What really pisses me off is that the deer attacked the tree in the middle of the day. Deer typically browse at dawn and dusk and lay low during the day. Meredith pulled weeds from around the apple trees just that morning. The brazenness of a midday deer attack is the deer equivalent of the one finger salute.

Well, I’m going to take this laying down. As soon as I finish this post I’m heading to Tractor Supply to buy the material to make an electric fence. Not just any electric fence, mind you. I intend to get a solar powered electric fence charger with a capacitor that will rival Old Sparky when it discharges. I want one so powerful that seismographs in Peru will register a 6.8 on the Richter scale if a deer touches the fence. I want one with so much current that it will cause mutations. I want to see deer jerky hanging from the fence.

If you think I am being vengeful, vindictive and excessive, then consider that it takes several years for apple trees to begin bearing a decent amount of fruit. Now I have to replace the tree that the deer ate and start over again.
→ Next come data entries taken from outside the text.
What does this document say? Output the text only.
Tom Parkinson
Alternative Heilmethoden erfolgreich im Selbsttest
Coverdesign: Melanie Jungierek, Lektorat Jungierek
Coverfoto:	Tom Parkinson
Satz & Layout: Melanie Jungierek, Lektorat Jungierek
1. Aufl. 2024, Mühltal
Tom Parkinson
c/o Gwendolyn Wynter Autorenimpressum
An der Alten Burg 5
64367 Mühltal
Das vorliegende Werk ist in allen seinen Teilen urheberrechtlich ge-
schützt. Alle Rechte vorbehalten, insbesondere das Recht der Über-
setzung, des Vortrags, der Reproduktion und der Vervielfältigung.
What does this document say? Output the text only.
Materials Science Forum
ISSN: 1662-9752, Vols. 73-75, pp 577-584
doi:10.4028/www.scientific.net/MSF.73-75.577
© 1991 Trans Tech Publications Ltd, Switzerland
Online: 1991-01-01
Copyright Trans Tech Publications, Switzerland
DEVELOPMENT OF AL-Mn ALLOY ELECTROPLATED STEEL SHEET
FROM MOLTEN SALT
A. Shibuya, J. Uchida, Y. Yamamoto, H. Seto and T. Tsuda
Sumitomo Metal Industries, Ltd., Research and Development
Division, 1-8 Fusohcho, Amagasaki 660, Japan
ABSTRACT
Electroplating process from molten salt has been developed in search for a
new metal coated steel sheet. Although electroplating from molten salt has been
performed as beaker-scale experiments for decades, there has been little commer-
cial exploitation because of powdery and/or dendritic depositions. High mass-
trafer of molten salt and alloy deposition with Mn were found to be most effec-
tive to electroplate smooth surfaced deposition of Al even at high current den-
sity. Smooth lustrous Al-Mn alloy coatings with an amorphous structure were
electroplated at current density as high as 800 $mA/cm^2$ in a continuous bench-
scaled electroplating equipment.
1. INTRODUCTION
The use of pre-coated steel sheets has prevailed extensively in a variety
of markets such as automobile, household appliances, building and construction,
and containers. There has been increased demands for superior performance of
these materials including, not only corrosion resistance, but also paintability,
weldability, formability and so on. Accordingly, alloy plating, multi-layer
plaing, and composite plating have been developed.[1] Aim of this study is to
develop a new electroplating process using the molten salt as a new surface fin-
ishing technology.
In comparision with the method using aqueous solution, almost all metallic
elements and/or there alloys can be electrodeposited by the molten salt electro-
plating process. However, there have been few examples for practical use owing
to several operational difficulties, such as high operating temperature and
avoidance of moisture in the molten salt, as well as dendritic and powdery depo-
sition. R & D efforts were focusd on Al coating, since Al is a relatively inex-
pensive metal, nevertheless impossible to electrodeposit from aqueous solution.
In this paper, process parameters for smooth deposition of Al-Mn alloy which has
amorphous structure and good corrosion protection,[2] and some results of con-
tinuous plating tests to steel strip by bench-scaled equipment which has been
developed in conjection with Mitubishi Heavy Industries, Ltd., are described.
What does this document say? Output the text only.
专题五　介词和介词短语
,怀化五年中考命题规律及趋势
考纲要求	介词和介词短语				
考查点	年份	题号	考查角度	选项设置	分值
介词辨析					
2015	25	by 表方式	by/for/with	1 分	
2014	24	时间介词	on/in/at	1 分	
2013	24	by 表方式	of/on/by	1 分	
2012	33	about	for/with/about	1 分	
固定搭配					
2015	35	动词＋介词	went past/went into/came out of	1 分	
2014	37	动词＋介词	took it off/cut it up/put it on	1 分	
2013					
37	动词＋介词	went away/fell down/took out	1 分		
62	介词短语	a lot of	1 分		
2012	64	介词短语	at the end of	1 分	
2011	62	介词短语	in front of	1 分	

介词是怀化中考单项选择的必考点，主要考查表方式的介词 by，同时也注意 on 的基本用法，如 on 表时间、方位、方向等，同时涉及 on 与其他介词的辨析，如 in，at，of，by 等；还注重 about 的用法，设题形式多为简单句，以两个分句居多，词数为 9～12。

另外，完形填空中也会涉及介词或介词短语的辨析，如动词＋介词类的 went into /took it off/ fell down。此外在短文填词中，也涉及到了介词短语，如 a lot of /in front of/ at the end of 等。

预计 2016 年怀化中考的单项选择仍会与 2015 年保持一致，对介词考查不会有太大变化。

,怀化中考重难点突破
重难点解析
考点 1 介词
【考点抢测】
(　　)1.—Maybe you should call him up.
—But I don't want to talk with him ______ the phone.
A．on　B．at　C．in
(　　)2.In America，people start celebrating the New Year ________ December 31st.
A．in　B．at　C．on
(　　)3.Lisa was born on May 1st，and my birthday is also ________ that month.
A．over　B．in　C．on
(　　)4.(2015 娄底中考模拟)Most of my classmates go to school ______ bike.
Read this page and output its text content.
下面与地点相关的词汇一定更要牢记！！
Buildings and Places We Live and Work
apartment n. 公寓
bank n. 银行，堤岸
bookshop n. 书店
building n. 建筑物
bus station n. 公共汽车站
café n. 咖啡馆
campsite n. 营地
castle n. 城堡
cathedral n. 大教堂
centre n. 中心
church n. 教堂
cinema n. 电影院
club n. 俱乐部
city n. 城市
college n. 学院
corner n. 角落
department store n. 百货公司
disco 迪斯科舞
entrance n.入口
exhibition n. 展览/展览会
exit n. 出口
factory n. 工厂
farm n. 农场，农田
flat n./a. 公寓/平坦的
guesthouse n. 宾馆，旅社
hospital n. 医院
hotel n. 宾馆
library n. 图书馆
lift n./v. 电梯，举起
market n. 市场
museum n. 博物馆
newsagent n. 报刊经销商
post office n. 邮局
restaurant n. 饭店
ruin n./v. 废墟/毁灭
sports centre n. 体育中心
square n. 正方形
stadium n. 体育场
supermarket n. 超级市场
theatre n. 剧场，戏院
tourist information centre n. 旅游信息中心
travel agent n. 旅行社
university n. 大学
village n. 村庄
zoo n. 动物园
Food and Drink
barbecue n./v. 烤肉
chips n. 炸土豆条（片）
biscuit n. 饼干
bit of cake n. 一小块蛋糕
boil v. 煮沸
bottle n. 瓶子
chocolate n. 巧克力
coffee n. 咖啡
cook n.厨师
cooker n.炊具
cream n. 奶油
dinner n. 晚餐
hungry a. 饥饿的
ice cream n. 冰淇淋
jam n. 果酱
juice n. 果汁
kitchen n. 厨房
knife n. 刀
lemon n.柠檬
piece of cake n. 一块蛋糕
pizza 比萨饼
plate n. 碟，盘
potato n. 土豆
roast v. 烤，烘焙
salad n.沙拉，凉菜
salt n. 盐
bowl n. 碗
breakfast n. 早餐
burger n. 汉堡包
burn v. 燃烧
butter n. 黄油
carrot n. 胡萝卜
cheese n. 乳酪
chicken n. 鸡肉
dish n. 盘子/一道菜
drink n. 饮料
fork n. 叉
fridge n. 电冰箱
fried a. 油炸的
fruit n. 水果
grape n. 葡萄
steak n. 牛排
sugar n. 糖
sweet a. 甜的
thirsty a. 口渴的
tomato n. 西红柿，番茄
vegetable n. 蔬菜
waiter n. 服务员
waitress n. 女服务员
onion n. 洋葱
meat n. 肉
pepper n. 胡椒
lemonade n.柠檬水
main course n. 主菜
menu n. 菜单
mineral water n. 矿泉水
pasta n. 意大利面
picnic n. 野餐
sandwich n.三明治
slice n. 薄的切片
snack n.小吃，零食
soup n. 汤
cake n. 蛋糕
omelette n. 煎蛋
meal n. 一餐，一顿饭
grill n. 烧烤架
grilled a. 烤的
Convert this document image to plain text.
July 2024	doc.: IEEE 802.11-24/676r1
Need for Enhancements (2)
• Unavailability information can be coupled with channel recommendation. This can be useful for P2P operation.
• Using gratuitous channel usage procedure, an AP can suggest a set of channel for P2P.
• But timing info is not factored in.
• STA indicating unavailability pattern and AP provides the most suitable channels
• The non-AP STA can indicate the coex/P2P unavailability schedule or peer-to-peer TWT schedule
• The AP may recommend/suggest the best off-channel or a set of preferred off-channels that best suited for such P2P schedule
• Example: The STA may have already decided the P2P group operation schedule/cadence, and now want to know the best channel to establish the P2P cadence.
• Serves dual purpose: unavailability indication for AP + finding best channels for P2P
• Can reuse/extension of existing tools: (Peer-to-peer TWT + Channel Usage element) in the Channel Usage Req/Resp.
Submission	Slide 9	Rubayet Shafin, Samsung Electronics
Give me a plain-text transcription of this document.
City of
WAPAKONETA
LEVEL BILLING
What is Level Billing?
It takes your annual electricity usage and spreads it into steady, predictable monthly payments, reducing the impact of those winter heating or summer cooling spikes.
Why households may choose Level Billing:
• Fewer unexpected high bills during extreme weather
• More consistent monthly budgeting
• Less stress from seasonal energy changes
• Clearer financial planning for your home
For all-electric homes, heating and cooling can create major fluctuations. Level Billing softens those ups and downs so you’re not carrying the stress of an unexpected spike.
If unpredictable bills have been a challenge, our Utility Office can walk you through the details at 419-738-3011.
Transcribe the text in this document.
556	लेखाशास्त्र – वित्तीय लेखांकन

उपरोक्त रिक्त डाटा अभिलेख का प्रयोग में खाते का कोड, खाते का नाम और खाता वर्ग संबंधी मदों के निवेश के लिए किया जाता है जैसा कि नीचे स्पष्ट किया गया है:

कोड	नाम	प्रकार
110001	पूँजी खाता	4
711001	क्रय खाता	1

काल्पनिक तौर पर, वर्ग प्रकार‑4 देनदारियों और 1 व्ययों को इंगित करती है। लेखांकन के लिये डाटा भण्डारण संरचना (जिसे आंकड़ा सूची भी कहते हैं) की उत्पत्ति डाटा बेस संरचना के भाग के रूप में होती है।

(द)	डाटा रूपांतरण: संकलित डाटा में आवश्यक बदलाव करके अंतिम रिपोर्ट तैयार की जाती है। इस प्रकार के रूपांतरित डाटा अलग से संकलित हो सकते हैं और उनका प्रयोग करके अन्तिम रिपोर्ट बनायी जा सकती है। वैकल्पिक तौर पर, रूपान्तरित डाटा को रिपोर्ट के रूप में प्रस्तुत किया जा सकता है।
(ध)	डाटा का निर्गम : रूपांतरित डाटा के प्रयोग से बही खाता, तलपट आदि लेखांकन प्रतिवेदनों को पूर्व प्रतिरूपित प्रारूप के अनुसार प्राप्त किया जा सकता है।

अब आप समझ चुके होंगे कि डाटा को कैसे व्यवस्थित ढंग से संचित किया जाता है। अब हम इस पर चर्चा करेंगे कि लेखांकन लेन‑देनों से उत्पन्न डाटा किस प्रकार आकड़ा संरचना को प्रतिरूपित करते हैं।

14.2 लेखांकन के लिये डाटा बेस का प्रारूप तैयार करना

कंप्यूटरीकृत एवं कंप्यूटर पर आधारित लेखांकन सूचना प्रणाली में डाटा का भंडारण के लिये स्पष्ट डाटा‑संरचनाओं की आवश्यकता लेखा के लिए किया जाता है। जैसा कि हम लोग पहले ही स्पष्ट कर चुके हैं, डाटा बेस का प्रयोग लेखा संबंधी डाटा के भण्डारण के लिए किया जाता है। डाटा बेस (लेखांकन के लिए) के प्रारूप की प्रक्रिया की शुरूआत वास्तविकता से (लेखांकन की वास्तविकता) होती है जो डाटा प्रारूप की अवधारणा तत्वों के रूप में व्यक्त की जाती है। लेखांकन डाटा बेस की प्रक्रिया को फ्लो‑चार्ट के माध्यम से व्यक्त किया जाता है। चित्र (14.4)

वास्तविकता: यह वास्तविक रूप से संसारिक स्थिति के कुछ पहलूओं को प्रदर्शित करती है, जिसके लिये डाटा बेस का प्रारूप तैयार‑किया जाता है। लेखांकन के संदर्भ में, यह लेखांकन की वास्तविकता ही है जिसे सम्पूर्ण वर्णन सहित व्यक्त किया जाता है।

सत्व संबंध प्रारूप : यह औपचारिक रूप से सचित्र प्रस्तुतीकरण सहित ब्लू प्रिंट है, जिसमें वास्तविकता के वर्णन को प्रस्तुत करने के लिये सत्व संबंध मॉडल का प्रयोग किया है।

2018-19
Let me digress for a moment. Ancient Rome fought two wars with Carthage. After Rome won the first one, it signed a treaty with Carthage. The Carthaginians promised never to start another war with Rome. Years later, Carthage attacked Rome again. After Rome won the second war, it leveled the city of Carthage to the ground and salted the earth it stood on so nothing would ever grow there again. You know what? Rome never had a problem with Carthage again. That’s called the Carthaginian Solution.

I believe there are times when the Carthaginian Solution is required, and this is one of them. Mr. Deer should have read his history and thought of that before he started messing around with my apple trees.